More than ever disabled people are facing barriers to living well, so it is concerning that the census might not be capturing the true picture of disability in England, and that disabled people struggle to be heard.
Disabled people earn less and have higher living costs on average than those who are not disabled, so it is unsurprising that the cost-of-living crisis has had more of an impact on disabled people. 50 per cent of disabled people report that due to the rising cost of living, they are now spending less on food and other essentials, compared to 38 per cent of people who aren’t disabled. Evidence also suggests that disabled people wait longer for NHS treatment than those who aren’t disabled.

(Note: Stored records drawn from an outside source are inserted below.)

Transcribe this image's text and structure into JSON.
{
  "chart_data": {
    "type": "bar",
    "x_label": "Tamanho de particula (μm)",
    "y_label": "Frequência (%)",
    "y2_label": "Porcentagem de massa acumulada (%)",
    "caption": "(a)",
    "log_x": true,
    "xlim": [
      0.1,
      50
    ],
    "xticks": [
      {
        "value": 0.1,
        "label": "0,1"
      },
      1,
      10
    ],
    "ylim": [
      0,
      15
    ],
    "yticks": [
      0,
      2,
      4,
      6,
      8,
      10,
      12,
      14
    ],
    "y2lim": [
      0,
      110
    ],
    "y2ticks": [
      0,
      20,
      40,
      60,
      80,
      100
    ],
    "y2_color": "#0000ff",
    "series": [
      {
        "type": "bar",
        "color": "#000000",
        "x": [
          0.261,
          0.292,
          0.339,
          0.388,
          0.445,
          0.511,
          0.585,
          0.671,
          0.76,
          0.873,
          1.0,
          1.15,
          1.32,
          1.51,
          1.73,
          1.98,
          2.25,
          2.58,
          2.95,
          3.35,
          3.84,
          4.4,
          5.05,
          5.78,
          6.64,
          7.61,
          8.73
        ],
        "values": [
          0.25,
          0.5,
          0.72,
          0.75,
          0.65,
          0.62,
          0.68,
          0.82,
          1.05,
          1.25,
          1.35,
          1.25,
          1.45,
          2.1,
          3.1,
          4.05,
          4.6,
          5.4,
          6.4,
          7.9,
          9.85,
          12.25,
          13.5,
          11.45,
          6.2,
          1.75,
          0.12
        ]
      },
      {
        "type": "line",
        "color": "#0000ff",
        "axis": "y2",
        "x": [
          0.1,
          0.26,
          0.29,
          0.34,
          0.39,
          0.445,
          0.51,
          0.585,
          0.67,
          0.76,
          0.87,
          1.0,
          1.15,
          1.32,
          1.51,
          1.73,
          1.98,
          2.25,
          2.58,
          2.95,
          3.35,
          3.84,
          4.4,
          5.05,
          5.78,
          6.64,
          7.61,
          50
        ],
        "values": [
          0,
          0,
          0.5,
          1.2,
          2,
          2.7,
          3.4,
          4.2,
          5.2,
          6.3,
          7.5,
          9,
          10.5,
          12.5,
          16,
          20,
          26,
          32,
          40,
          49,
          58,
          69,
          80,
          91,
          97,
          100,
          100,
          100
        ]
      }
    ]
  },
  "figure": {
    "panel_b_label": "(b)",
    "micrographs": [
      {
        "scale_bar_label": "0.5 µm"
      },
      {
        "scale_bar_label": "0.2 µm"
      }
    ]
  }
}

'Evidence also suggests that disabled people wait longer for NHS treatment than those who aren’t disabled.'
These are just two examples of the struggles faced by many disabled people in England. It is therefore vitally important that we know who is disabled, and what they need. One of the ways this can be done is through the census data, but are these numbers accurate?
The 2021 census found that a smaller proportion of people were disabled in England than in 2011 – 17.7 per cent in 2021, compared to 19.3 per cent in 2011. But this contrasts with other sources that show disability rates increasing:
the Family Resources Survey found 24 per cent of people were disabled in the UK in 2021/22, up from 19 per cent in 2011/12
requests for adult social care increased to 1.98 million in 2021/22
the number of Personal Independence Payment claimants more than doubled from 1.3 million in March 2017 to 2.9 million in March 2022.
What explains these differences? One reason might be the timing of the census – it was completed in March 2021, in the middle of the Covid-19 pandemic. This could have had an impact on people’s perceptions of their health (the proportion of people reporting very good health increased) and disability status. This was also too early for the impact of long covid on disability rates to be fully included.
A second reason could be the change in the wording of the census question:
In 2011 the question asked: ‘Are your day-to-day activities limited because of a health problem or disability which has lasted, or is expected to last, at least 12 months? Include problems related to old age.’
In 2021 the question asked: ‘Do you have any physical or mental health conditions or illnesses lasting or expected to last 12 months or more?’ If yes, ‘Do any of your conditions or illnesses reduce your ability to carry out day-to-day activities?’
As shown above, problems relating to old age were mentioned in the 2011 census but not in 2021. And in the 2021 census there was a sharp fall in the rate of older people reporting disabilities – 82 per cent of 85-89-year-olds reported a disability in 2011, but this fell to 54 per cent in 2021. This contrasts with a rise in disability rates among younger people.
We can therefore conclude that relying too heavily on census numbers is risky, as the timing and wording of the data collection will have impacted on the results. And comparing these results with other sources suggests that the number of disabled people may be underestimated, which could have a negative impact on future policy decisions if these decisions are based on census data alone.
Evidence already suggests that people are struggling to access the care and services they need. Hospital waiting lists are growing, and more people are requesting social care but fewer are receiving it. Without knowing the numbers of those who need support, these issues will worsen.
It is also important to remember that numbers alone do not tell the whole story of disability. Without hearing from those with lived experience, we cannot understand what disabled people need or design policies that are most useful for them.
It is also important to remember that numbers alone do not tell the whole story of disability.
But too often this doesn’t happen – disabled people frequently report struggling to be heard or believed. And too often involvement can feel tokenistic rather than meaningful. A recent report from The King’s Fund and Disability Rights UK has also highlighted this, noting the ‘need to value disabled people’s expertise through properly recognising the value of lived experience and ensure disabled people’s voices are central to any plans right from the start.’
We need to know how many disabled people there are in England. And we need to hear from them directly, to understand the diversity of their needs and experiences. Without this, the struggles faced by many, already high, will continue to grow.